A partir de amanhã, os quase 3 milhões de lares paranaenses servidos diretamente pela Copel começam a receber o formulário pelo qual poderão aderir – junto com a empresa, o governo do Estado e o Provopar – ao programa Fome Zero, a maior e mais importante ação social em curso no País.

Com a iniciativa, o Paraná está saindo na frente de outros Estados, tanto na urgência com que está tratando do problema quanto na maneira de angariar recursos. Nessa fase, os consumidores das classes residencial e rural da Copel estão recebendo junto com a conta de luz uma carta que explica o funcionamento do mecanismo de arrecadação e instrui quanto ao preenchimento da autorização. O próprio cliente é quem vai dizer quanto quer doar para a campanha: o formulário traz opções para a doação de 1, 3, 5 e 10 reais por mês e mais um campo em aberto, para ser preenchido por quem se dispuser a assumir um valor diferente daqueles.

É importante que ao preencher a autorização de doação, o consumidor lembre de copiar no espaço apropriado o seu número de identificação na Copel, que aparece no canto superior direito da conta de luz. O valor autorizado será automaticamente debitado nas faturas de consumo subseqüentes.

O formulário é uma carta-reposta que não precisa ser selada e pode ser depositada em qualquer caixa coletora dos Correios. O consumidor só precisará entrar em contato com a Copel caso queira cancelar a doação, o que é possível a qualquer momento: basta telefonar para 0800-643-5665 (a ligação é gratuita).

Idéia a ser copiada

O Fome Zero no Paraná é uma das mais criativas e eficientes formas de envolver a sociedade numa causa urgente como o combate à fome. Colocando a conta de luz como ferramenta à disposição dessa ação pela cidadania, a Copel também pôde levar essa iniciativa como modelo à Associação Brasileira das Distribuidoras de Energia Elétrica (Abradee), e servir como referência para o setor.

“Encaminhamos uma carta ao presidente da Abradee detalhando a proposta e a forma como vamos trabalhar, tudo muito seguro e transparente, esperando que a entidade sirva como multiplicadora para que outras concessionárias façam algo semelhante”, afirma o diretor de planejamento e distribuição da Copel, Ivo Pugnaloni.

A empresa paranaense se dispôs a difundir esse mecanismo entre as 45 distribuidoras de energia vinculadas à Abradee, que no conjunto representam o atendimento a 97% do mercado consumidor de energia elétrica no Brasil.

Fases

O dinheiro arrecadado nessa primeira fase da campanha da Copel já tem destino certo: será usado na implantação do programa de doação de sopa e em iniciativas voltadas para a melhoria da qualidade de vida das populações do Vale da Ribeira, na região Nordeste do Estado. No entanto, o Fome Zero no Paraná não vai se restringir a essas ações: a exemplo das diretrizes fixadas pelo governo federal para o programa nacional, também no Estado os projetos contemplarão necessidades de ordem emergencial e medidas de caráter estrutural.

A primeira fase é justamente essa que está começando, que visa arrecadar recursos para erradicar a fome, ou seja, uma questão de emergência.

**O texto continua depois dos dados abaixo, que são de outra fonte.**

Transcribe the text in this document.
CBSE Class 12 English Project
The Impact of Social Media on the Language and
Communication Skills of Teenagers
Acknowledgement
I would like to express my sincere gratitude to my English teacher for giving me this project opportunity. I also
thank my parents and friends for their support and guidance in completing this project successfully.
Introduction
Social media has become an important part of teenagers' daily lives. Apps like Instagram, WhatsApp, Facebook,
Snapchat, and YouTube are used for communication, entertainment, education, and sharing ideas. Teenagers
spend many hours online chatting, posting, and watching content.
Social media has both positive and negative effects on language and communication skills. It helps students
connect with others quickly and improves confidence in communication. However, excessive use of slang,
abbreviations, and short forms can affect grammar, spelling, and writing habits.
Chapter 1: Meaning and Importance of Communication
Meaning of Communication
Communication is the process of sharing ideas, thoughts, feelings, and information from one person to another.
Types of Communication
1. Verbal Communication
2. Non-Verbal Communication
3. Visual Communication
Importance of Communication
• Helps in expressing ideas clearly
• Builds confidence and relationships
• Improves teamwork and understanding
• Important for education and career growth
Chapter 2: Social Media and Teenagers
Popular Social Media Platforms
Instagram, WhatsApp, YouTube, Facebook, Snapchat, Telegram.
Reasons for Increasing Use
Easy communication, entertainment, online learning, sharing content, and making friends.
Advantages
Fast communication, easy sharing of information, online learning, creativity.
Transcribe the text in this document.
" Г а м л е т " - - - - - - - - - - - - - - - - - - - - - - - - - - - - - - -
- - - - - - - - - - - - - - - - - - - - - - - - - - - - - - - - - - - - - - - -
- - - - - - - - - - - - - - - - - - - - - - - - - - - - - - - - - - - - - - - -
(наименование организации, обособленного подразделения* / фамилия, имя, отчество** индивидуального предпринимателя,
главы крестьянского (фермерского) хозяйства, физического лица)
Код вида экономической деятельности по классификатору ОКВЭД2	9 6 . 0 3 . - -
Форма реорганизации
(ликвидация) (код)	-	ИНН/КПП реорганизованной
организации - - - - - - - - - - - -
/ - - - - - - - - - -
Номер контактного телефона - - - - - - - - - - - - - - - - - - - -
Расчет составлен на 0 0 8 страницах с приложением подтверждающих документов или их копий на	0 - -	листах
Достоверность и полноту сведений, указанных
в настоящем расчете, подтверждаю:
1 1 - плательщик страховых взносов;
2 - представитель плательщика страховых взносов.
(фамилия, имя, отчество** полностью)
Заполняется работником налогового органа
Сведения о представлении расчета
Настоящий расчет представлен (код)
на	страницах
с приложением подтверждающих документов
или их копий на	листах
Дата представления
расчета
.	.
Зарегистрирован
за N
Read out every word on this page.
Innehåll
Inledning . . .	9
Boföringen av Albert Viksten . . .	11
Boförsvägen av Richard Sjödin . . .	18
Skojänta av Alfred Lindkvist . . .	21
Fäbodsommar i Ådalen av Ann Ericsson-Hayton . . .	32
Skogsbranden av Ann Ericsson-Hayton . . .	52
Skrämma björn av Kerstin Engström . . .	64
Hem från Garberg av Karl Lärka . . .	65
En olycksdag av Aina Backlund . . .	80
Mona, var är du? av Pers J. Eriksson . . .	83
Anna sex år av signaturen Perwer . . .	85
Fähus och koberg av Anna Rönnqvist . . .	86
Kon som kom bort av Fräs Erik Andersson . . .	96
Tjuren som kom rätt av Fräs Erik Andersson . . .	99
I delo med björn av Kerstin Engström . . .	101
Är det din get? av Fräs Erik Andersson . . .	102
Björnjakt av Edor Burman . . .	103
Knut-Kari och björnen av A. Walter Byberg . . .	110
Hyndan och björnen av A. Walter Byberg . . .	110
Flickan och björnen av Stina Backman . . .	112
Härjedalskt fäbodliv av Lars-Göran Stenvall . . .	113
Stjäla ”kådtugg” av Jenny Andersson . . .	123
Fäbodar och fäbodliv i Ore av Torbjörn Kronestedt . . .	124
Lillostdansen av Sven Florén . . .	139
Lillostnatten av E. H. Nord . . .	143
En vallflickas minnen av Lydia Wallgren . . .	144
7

Os projetos de auto-sustentação, de maior engajamento e de prazo mais longo, vão ser tratados em outra frente numa segunda fase. “Nesse momento, a prioridade absoluta é reduzir o quadro de fome e miséria, mas já existem projetos estruturais sendo pensados que marcarão o ingresso na fase do exercício de cidadania”, explica Rita Laporte, que coordena a participação da Copel no programa.

Entre os projetos podem ser citados o de fomento à criação e formação de cooperativas e associações comunitárias pelo Provopar, e o de economia solidária proposto pela Secretaria do Trabalho, Emprego e Promoção Social.